Le remboursement des soins de logopédie, réservé à l'élite intellectuelle ?
Coup de colère d’une psychologue par rapport à l’absence de remboursement des soins de logopédie pour les enfants dont le quotient intellectuel est inférieur à 86.
Pour obtenir un remboursement des séances de logopédie par les mutuelles, les parents doivent fournir une attestation prouvant que leur enfant à un quotient intellectuel supérieur à 85. Mais que fait-on des enfants dont le quotient intellectuel est inférieur à cette norme ? S’agirait-il de tous les orienter vers un enseignement spécialisé ? C’est une question à laquelle, en tant que psychologue clinicienne, je me refuse de répondre positivement.

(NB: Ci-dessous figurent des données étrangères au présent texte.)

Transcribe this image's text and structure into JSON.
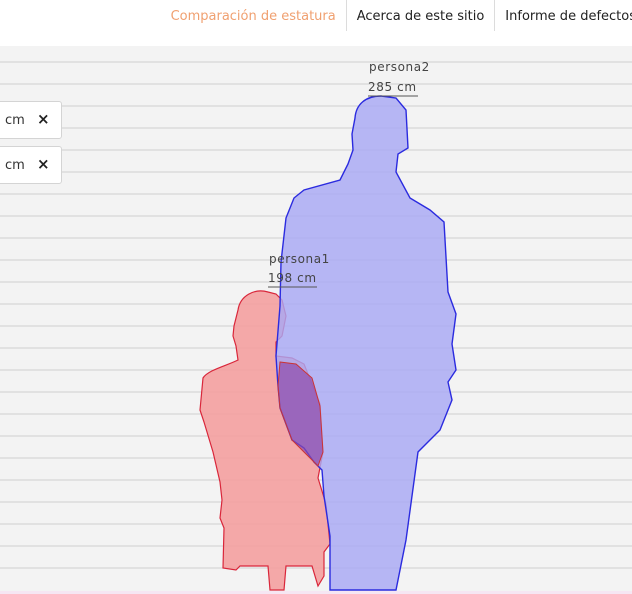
{
  "nav": {
    "items": [
      {
        "label": "Comparación de estatura",
        "active": true
      },
      {
        "label": "Acerca de este sitio",
        "active": false
      },
      {
        "label": "Informe de defectos",
        "active": false
      }
    ]
  },
  "inputs": [
    {
      "unit": "cm",
      "remove_icon": "×"
    },
    {
      "unit": "cm",
      "remove_icon": "×"
    }
  ],
  "figures": [
    {
      "name": "persona1",
      "height_label": "198 cm",
      "color": "#f4a0a0",
      "stroke": "#d9263a"
    },
    {
      "name": "persona2",
      "height_label": "285 cm",
      "color": "#a8a8f4",
      "stroke": "#2b2bdf"
    }
  ],
  "colors": {
    "accent": "#f0a070",
    "background": "#f3f3f3"
  }
}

Inclusion, le principe à soutenir
Alors que la société tente de plus en plus à prôner l’inclusion des enfants à besoins spécifiques dans l’enseignement ordinaire, ce remboursement logopédique dépendant d’un quotient intellectuel s’inscrit dans la mouvance inverse. Choisir le circuit classique ou le recours à l’enseignement spécialisé devrait dépendre des besoins et du bien-être de l’enfant. En aucun cas, un tel choix ne devrait se réaliser en fonction de considérations financières. Or, il est évident que refuser le remboursement des séances de logopédie pousse les parents à se tourner vers l’enseignement spécialisé. Les politiques prônent l’inclusion à un niveau théorique mais ne semblent pas la soutenir concrètement.
Des consultations instrumentalisées
Recevoir un enfant en consultation dans la seule visée de réaliser un bilan cognitif n’est pas une démarche aisée pour un psychologue clinicien. Elle est d’ailleurs décriée par certains qui refusent ce mandat, argumentant que réduire un enfant à un chiffre et le psychologue à une machine à tests n’est pas la représentation qu’ils se font de la relation entre le clinicien et son patient. On peut, néanmoins, faire le choix de répondre à cette demande parentale, ou « mutualiste » devrais-je plutôt dire, afin d’offrir à cet enfant un remboursement des séances de logopédie, qui lui sont nécessaires pour bien se développer.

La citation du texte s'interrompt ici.